I listed out possible outcomes when there was 1 player, 2 player, … and the number was 2^something but I got 2097152 and I think I'm doing something wrong.
Best Answer
This is the same as the number of combinations leading to victory in a best-of-$13$ series that ends when one team has clinched the series. Let's assume team $A$ is the winner (and we must remember to multiply our final result by $2$ to account for the possibility that $B$ is the winner).
$A$ can win exactly $6$ of the first $k+6$ games, and then Game $k+7$ (ending the series in exactly $k+7$ games), in $\binom {k+6}{6}=\binom{k+6}{k}$ ways, so we want
$$2\sum_{k=0}^6 \binom {k+6}{k}.$$
This is $2 \cdot (1+7+28+84+210+462+924)= 3432$.

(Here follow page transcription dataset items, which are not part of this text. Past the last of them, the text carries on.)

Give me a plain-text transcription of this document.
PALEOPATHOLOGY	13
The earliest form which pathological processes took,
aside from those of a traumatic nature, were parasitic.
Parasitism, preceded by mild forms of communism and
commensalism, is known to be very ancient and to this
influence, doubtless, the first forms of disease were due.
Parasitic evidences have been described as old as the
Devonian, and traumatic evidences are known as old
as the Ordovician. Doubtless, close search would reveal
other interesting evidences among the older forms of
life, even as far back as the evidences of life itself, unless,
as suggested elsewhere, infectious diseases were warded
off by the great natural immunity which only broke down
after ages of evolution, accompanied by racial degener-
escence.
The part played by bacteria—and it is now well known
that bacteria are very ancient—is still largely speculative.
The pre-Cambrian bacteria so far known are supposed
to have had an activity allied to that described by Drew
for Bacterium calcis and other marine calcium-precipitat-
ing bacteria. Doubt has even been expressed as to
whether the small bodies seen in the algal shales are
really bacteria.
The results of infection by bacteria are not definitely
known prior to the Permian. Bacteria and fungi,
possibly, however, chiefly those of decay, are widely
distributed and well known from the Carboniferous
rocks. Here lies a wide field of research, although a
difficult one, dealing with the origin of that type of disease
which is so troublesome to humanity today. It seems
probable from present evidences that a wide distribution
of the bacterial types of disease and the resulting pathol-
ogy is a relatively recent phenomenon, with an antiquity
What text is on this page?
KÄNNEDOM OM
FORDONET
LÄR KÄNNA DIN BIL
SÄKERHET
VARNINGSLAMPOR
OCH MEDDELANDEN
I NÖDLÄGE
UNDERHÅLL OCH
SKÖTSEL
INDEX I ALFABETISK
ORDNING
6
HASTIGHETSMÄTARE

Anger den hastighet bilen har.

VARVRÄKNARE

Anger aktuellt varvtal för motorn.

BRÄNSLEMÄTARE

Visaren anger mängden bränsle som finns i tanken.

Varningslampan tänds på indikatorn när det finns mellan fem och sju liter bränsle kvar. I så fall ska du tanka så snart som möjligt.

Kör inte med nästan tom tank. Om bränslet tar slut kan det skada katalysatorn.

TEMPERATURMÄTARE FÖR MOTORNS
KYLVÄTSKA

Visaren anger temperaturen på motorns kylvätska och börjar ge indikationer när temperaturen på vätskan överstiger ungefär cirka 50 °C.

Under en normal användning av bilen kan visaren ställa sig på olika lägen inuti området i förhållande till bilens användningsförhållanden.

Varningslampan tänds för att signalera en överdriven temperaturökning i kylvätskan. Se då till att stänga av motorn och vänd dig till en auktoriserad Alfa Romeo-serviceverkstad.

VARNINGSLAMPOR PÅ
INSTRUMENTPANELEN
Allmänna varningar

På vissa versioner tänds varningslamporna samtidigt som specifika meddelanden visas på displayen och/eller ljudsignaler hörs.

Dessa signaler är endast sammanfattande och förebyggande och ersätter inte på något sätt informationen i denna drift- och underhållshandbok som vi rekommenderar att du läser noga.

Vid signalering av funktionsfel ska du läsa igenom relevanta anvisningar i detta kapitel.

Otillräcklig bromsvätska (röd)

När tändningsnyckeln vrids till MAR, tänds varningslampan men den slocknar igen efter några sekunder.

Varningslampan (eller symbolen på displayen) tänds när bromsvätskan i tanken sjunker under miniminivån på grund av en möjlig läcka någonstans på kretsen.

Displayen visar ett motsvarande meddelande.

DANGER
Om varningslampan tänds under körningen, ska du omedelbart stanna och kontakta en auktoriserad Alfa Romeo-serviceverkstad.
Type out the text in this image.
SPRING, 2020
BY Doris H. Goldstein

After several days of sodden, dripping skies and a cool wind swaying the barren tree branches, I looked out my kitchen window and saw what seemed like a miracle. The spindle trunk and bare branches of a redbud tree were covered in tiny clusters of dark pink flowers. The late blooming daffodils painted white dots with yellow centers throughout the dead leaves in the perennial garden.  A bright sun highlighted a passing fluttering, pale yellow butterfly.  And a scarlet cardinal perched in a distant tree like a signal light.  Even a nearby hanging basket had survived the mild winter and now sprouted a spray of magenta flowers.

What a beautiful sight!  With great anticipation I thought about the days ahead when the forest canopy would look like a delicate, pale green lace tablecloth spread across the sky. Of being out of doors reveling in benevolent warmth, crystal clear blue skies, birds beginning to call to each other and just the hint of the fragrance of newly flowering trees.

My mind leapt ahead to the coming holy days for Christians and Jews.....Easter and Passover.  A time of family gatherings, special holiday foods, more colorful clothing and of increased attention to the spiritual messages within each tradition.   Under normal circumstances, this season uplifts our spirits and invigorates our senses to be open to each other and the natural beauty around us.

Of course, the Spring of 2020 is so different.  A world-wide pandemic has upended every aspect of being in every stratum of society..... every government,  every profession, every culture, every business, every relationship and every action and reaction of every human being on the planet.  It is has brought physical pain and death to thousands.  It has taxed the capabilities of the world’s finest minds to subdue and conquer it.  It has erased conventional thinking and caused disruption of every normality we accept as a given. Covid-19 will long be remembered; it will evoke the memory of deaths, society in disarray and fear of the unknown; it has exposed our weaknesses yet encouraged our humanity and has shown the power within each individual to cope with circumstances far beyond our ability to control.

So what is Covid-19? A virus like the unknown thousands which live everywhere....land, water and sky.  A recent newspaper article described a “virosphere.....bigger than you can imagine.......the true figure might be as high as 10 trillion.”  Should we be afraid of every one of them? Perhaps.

There's another way to get this answer. Each combination of $14$ (not $13$) games resulting in exactly $7$ wins for each team yields a unique combination fitting the conditions, so there are $\binom {14}{7}$ possible combinations. To see that this is a bijection, given such a combination, cut it off when the first team reaches $7$ wins and you get a permissible series. Conversely, given a permissible series, allow the losing team to win all of the remaining (unplayed because superfluous) games, and you end up with a $7$-$7$ tie.